Je vais évoquer les péchés et vertus et fournir divers exemples de leur utilisation dans le marketing et les méthodes de vente. Le tout avec le point de vue du vendeur et celui du consommateur ou du client, et illustré avec quelques publicités parlantes. Le référent reste la culture occidentale et il est probable que cette déclinaison serait un peu différente dans des cultures autres, et notamment en Asie. La relation aux péchés est plus nuancée dans l’Islam et le judaïsme, avec une notion de gradation des péchés pour les uns et au non-respect des 10 commandements pour les autres avec la notion de pardon, moins présentes chez les chrétiens. Mais nos habitudes occidentales sont un pot-pourri de tout cela.
En tout cas, prenez bien tout cela avec un peu de recul ! Je ne prétends pas créer un tableau de Mendeleïev des facteurs humains utilisés dans le marketing et la vente ! Mon approche n’a rien de scientifique et je ne suis pas un grand littéraire, ni un spécialiste du neuro-marketing et encore moins un théologue !
Les péchés
La liste des sept péchés de la chrétienté a été définie par le quatrième concile du Latran en 1215 (au regard duquel l’action de l’actuel pape Benoit XVI relève d’un progressisme forcené !) et précisée par (Saint) Thomas d’Aquin plus tard dans ce même siècle, ce dernier s’étant un peu plus attardé sur les vertus. Elle n’a pas changé depuis même si le sens usuel de chacun des péchés a pu évoluer par glissements sémantiques progressifs. Nous avons donc : l’avarice, l’envie, la paresse, la gourmandise, l’orgueil, la luxure et la colère, les définitions en bleu ci-dessous étant issues de Wikipedia.
L’avarice : accumulation des richesses recherchées pour elles-mêmes. Par abus de langage, on peut y associer la pingrerie. Même dans la société de consommation, les deux vont de pair. Ou souhaite accumuler le maximum de choses, mais au meilleur prix.
Demande : le prix comme premier critère de sélection d’une offre chez de nombreux consommateurs et dans de nombreux services achats d’entreprises. Et aussi le redevable de l’impôt ou de l’ISF qui cherche à les réduire sans parfois prêter suffisamment gare à la nature des investissements associés.
Offre : tout ce qui relève de la communication sur les prix (dont les prix en 99,99…), les promotions, les réductions et qui occupe une grande partie de l’espace publicitaire, surtout dans le grand public, et dans les produits de consommation courante où les consommateurs ont des repères.
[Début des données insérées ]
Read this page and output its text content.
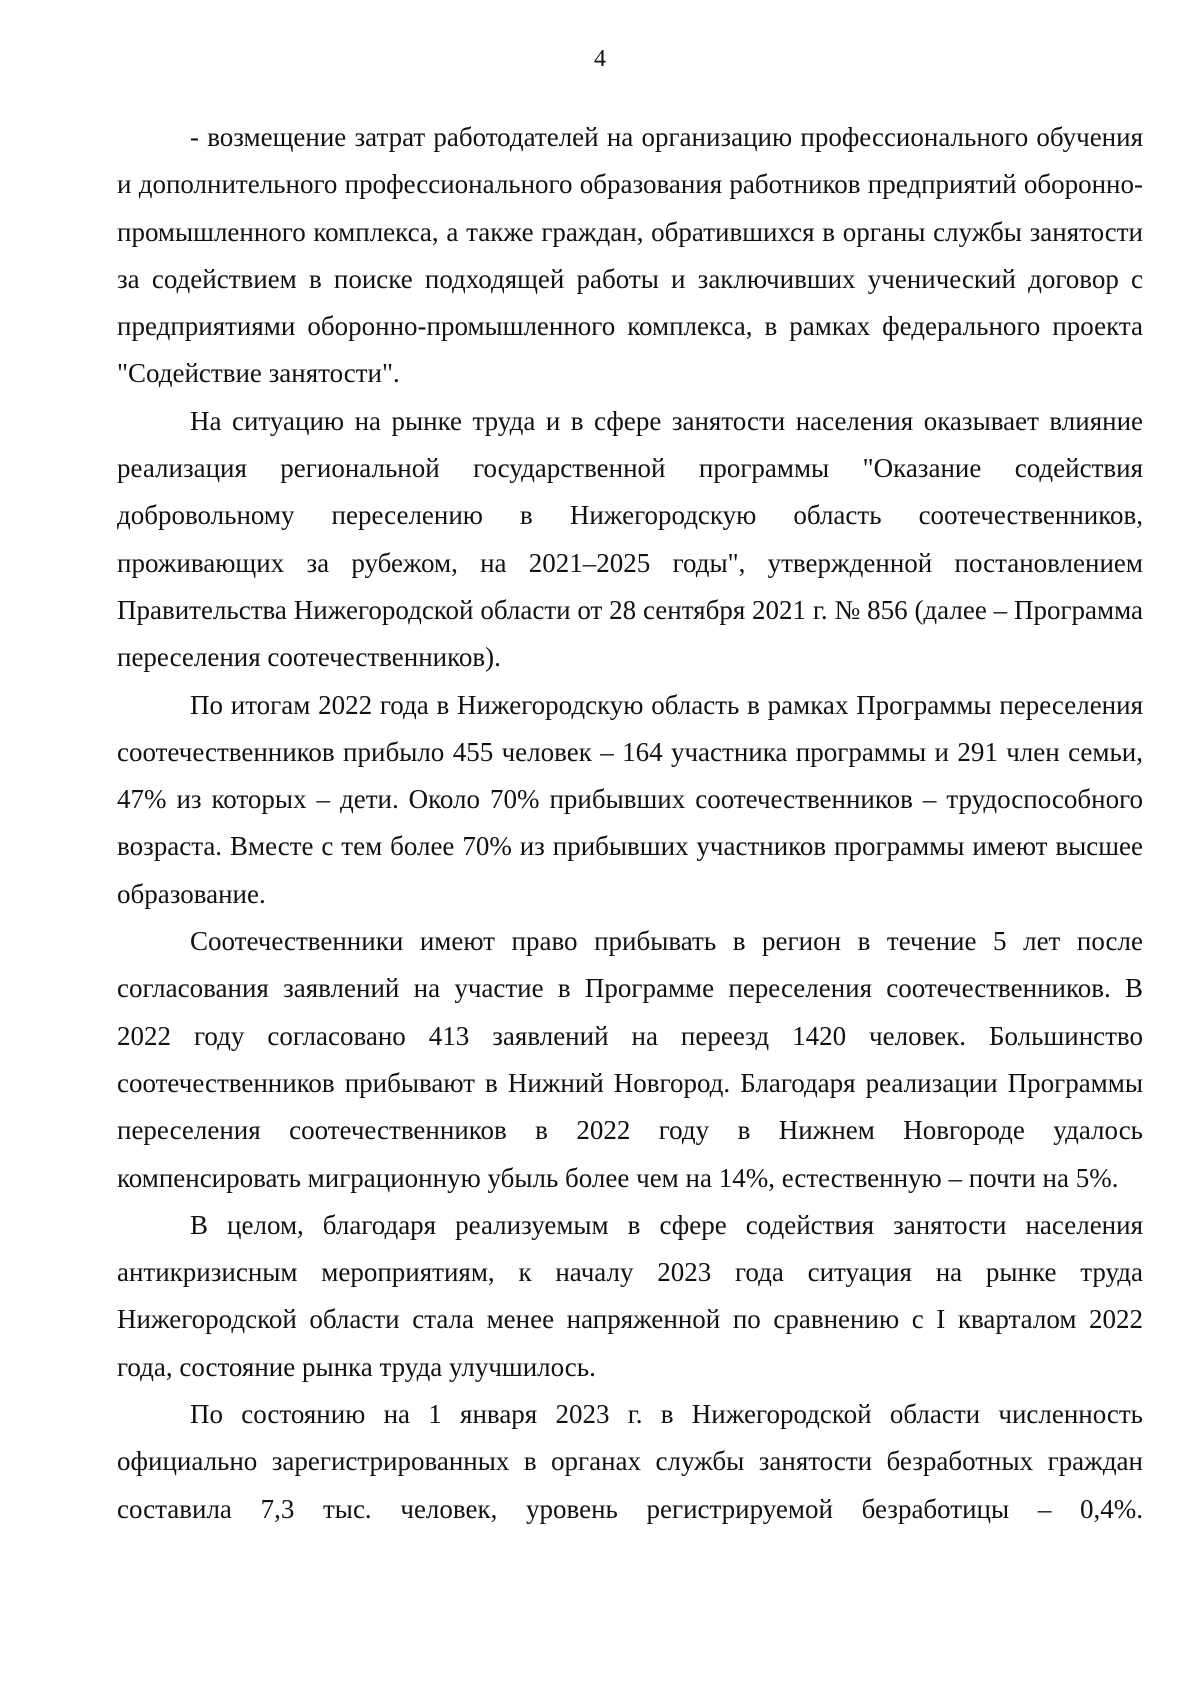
4

- возмещение затрат работодателей на организацию профессионального обучения и дополнительного профессионального образования работников предприятий оборонно-промышленного комплекса, а также граждан, обратившихся в органы службы занятости за содействием в поиске подходящей работы и заключивших ученический договор с предприятиями оборонно-промышленного комплекса, в рамках федерального проекта "Содействие занятости".

На ситуацию на рынке труда и в сфере занятости населения оказывает влияние реализация региональной государственной программы "Оказание содействия добровольному переселению в Нижегородскую область соотечественников, проживающих за рубежом, на 2021–2025 годы", утвержденной постановлением Правительства Нижегородской области от 28 сентября 2021 г. № 856 (далее – Программа переселения соотечественников).

По итогам 2022 года в Нижегородскую область в рамках Программы переселения соотечественников прибыло 455 человек – 164 участника программы и 291 член семьи, 47% из которых – дети. Около 70% прибывших соотечественников – трудоспособного возраста. Вместе с тем более 70% из прибывших участников программы имеют высшее образование.

Соотечественники имеют право прибывать в регион в течение 5 лет после согласования заявлений на участие в Программе переселения соотечественников. В 2022 году согласовано 413 заявлений на переезд 1420 человек. Большинство соотечественников прибывают в Нижний Новгород. Благодаря реализации Программы переселения соотечественников в 2022 году в Нижнем Новгороде удалось компенсировать миграционную убыль более чем на 14%, естественную – почти на 5%.

В целом, благодаря реализуемым в сфере содействия занятости населения антикризисным мероприятиям, к началу 2023 года ситуация на рынке труда Нижегородской области стала менее напряженной по сравнению с I кварталом 2022 года, состояние рынка труда улучшилось.

По состоянию на 1 января 2023 г. в Нижегородской области численность официально зарегистрированных в органах службы занятости безработных граждан составила 7,3 тыс. человек, уровень регистрируемой безработицы – 0,4%.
On retrouve aussi cela dans les coupons de réduction (Groupon), dans les ventes privées (qui au passage flattent l’égo, donc relèvent aussi de l’orgueil), dans les comparateurs de prix (Kelkoo) et dans les modèles freemium. Il y a même un petit portail des sites de ventes en ligne dont les frais de ports sont gratuits ! Ce petit péché se retrouve aussi dans toutes les offres de défiscalisation avec en particulier les investissements “TEPA” qui attirent plus les personnes intéressées par les réductions fiscales que par l’investissement proprement dit dans les startups.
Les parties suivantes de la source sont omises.